16. The aforesaid principle was also reiterated by this Court in the
case of Pratap vs. Shiv Shankar reported as 164 (2009)DLT 479,
wherein it was held that under Section 8 of the Act, the property that
devolves on a Hindu would not be HUF property in his hands, vis-a-vis his
own sons and that the rules of succession as laid down in Section 8 of the
Act envisage that the property of a male Hindu dying intestate shall
devolve according to the provisions of Chapter II, in the manner
stipulated in Section 8 of the Act.
17. Thus in view of the fact that the plaintiff herein has instituted
the present suit for partition against his father(defendant No.1) and his
brother and sisters during the lifetime of the defendant No.1, who had
inherited the suit property from his mother, Smt.
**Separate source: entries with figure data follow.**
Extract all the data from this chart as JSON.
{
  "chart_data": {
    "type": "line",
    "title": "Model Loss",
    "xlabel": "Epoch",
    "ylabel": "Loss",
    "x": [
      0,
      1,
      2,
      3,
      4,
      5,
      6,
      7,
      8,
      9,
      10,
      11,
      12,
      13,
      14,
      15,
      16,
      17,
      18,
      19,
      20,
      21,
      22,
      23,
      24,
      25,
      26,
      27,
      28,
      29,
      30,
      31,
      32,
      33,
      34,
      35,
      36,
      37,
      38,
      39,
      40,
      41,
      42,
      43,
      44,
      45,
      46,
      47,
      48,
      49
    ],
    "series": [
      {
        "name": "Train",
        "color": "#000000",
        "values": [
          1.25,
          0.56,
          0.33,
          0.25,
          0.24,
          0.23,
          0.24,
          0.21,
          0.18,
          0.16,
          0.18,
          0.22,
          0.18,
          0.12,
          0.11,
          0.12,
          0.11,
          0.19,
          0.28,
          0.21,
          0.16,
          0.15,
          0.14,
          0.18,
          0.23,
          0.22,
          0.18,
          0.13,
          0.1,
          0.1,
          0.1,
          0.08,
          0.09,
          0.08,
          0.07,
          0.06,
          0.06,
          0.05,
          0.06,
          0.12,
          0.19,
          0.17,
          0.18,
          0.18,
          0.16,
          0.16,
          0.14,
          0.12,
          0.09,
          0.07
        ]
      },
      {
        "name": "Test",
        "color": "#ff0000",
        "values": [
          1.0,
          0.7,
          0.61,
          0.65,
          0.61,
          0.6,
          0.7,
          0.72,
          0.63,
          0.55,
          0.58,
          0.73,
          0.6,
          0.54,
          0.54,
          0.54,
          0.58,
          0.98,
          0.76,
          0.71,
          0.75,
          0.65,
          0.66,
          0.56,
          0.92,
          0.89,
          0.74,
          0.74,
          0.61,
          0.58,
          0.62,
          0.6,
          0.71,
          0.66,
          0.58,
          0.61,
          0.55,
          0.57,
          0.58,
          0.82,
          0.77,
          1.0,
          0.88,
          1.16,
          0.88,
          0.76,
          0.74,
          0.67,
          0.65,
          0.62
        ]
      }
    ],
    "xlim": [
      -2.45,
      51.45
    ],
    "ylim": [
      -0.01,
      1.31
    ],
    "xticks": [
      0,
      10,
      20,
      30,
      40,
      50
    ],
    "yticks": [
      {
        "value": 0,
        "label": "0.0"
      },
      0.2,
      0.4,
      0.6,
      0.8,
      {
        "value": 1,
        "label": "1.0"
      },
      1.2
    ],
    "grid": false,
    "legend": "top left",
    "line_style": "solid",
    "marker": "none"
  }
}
Krishnawanti
(grandmother of the plaintiff) and subsequently, when the father and the
sisters of the defendant No. 1 had relinquished their respective shares in
the suit property in favour of the defendant No.1, he has become the sole
and exclusive owner thereof by inheritance and relinquishment. In such
circumstances, the suit property cannot acquire the colour of a
coparcenary property for the plaintiff to lay a claim thereon during the
lifetime of his father.
18. In view of the aforesaid legal position, it has to be held that
the present suit as instituted by the plaintiff is barred by law and is liable
to be dismissed. Ordered accordingly. As a result, the interim order dated
24.4.2012 stands vacated and all the pending applications are disposed
of, while leaving the parties to bear their own costs.